Optional Dependencies with requires static
The module system has a strong opinion on dependencies:
By default, they need to be required (to be accessible) and then they need to be present both at compile and at run time.
This does not work with optional dependencies, though, where code is written against artifacts that are not necessarily present at run time.
The requires static
directive solves this problem by demanding presence at compile time but tolerating absence at run time.
Note: You need to know the module system basics to get the most out of this article.
Optional Dependencies With requires static
When a module needs to be compiled against types from another module but does not want to depend on it at run time, it can use a requires static
directive.
If module A requires static
module B, the module system behaves different at compile and run time:
- At compile time, B must be present (or there will be an error) and B is readable by A. (This is the common behavior for dependencies.)
- At run time, B might be absent and that will cause neither error nor warning. If it is present, it is readable by A.
How exactly presence is handled is not trivial, but before discussing that let's see an example. Within the JDK, no dependency is optional, so we have to come up with our own.

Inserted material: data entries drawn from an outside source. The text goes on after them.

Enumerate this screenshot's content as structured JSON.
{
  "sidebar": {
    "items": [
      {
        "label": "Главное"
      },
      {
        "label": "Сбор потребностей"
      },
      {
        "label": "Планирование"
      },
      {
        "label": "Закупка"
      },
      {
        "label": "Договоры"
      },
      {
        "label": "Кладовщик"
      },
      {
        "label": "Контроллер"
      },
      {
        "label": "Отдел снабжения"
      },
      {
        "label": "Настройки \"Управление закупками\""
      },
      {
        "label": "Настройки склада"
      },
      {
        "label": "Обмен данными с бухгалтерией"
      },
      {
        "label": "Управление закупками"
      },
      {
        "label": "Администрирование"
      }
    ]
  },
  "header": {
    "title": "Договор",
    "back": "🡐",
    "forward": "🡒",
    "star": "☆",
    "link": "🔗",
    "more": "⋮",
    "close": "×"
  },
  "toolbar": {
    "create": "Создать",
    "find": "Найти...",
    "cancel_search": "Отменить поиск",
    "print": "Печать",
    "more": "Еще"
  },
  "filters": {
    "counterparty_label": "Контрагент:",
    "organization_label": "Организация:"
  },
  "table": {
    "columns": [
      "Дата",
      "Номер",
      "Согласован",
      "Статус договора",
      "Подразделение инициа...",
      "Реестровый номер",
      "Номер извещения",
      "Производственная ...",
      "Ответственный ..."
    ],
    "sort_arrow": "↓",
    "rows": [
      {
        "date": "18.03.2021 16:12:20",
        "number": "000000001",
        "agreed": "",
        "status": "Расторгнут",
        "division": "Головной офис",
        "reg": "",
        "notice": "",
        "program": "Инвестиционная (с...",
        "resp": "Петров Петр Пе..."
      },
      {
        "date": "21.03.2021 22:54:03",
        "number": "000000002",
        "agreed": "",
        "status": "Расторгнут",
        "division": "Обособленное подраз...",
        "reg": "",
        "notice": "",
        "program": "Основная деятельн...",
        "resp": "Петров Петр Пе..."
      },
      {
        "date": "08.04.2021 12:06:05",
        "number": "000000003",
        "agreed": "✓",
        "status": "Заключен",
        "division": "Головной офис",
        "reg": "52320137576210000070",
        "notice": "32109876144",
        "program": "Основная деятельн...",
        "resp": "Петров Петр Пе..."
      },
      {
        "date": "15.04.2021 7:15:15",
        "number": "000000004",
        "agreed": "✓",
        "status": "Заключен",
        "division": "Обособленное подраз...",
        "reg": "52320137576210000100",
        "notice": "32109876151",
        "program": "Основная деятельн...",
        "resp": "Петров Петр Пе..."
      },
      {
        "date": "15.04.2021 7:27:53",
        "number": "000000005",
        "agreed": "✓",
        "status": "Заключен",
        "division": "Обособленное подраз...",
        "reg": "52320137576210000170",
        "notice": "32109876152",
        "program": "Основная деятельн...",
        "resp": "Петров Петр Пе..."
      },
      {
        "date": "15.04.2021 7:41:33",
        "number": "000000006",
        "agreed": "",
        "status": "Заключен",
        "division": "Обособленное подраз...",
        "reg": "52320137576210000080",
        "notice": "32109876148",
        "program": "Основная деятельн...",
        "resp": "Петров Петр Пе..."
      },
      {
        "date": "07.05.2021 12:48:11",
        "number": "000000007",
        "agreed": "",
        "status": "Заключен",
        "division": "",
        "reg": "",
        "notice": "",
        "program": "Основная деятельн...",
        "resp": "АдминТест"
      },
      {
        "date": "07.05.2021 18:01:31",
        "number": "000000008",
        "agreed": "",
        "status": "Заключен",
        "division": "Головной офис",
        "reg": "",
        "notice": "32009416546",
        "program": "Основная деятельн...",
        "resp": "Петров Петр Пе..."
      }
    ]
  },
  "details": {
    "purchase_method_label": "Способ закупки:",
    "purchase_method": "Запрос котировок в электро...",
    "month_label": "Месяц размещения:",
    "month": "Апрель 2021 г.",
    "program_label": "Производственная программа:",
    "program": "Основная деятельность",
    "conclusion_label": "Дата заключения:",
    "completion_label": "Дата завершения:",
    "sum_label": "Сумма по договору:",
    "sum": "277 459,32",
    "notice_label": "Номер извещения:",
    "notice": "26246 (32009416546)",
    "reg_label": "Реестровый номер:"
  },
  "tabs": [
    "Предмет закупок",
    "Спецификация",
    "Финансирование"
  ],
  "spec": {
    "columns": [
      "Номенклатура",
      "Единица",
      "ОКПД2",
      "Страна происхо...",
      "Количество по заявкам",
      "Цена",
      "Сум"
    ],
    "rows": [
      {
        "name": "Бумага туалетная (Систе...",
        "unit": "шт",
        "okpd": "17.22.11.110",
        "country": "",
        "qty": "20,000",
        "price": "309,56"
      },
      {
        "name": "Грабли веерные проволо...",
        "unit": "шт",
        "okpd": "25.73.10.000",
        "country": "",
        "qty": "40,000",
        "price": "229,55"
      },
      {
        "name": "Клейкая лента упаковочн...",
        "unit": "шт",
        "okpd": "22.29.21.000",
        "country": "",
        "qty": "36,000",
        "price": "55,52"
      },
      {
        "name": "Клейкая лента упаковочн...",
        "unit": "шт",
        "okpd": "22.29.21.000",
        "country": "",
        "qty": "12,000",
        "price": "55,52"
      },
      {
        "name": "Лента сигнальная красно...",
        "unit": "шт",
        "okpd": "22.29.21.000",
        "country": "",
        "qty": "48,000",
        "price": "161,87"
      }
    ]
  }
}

Let's imagine an app that solves its business case well enough but can do so better in presence of an additional, proprietary library. In this example, we call the app's module com.example.app and the library com.sample.solver. We also assume that the integration is coded such that com.example.app references types from com.sample.solver, which means app needs to be compiled against the solver, which in turn means app must require solver:
module com.example.app {
requires com.sample.solver;
}
But as we explored when discussing module resolution, this means tha the module system will throw an error at run time if com.sample.solver is absent - clearly the dependency is not optional.
Let's use requires static
instead:
module com.example.app {
requires static com.sample.solver;
}
For compilation of com.example.app, com.sample.solver is required and must be present, which means its types can be freely used. At run time, it can be missing, though, which leads to two questions that we will answer next:
- Under what circumstances will the optional dependency be present?
- How can we code against an an optional dependency?
Resolution Of Optional Dependencies
Module resolution is the process that, starting from the root modules, builds a module graph by resolving requires
directives.
When a module is being resolved, all modules it requires must be found in the runtime or on the module path and if they are, they are added to the module graph; otherwise an error occurs.
(Note that modules that did not make it into the module graph during resolution are not available later during compilation or execution, either.)
At compile time, module resolution handles optional dependencies just like regular dependencies.
At run time, though, they are mostly ignored.
When the module system encounters a requires static
directive it does not try to fulfill it, meaning it does not even check whether the referenced module can be found.
As a consequence, even if a module is present on the module path (or in the JDK for that matter), it will not be added to the module graph just because of an optional dependency.
It will only make it into the graph if it is also a regular dependency of some other module that is being resolved or because it was added explicitly with the command line flag --add-modules
.
In that case, the module system will add a readability edge from the requiring mode to the optional dependency.
In other words, an optional dependency is ignored unless it makes it into the module graph some other way, in which case the resulting module graph is the same as if it would've been with a non-optional dependency.
Coding Against Optional Dependencies
Optional dependencies require a little more thought when writing code against them.
Generally speaking, when the code that is currently being executed references a type, the Java runtime checks whether it is already loaded.
If not, it tells the class loader to do that and if that fails, the result is a NoClassDefFoundError
, which usually crashes the application or at least fails out of the chunk of logic that was being executed.
This is something JAR hell was famous for and that the module system wants to overcome by checking declared dependencies when launching an application.
But with requires static
we opt out of that check, which means we can end up with a NoClassDefFoundError
after all.
Checking Module Presence
To avoid that, we can query the module system for the presence of a module:
public class ModuleUtils {
public static boolean isModulePresent(Object caller, String moduleName) {
return caller.getClass()
.getModule()
.getLayer()
.findModule(moduleName)
.isPresent();
}
}
The caller needs to pass itself to the method so it can determine the correct layer to query for the desired module.
Established Dependency
It may not always be ne necessary to explicitly check a module's presence, though. Imagine a library com.example.lib that helps with the use of various existing APIs, among them the JDBC API in java.sql. Then it makes sense to assume that code that doesn't use JDBC doesn't use that part of the library. Put differently, we can assume that the JDBC parts of the library are only called from code that already uses JDBC, which means java.sql must be part of the module graph.
Generally speaking, if the code that uses an optional dependency will only ever be called from code that relies on the same dependency, its presence can be assumed and doesn't need to be checked.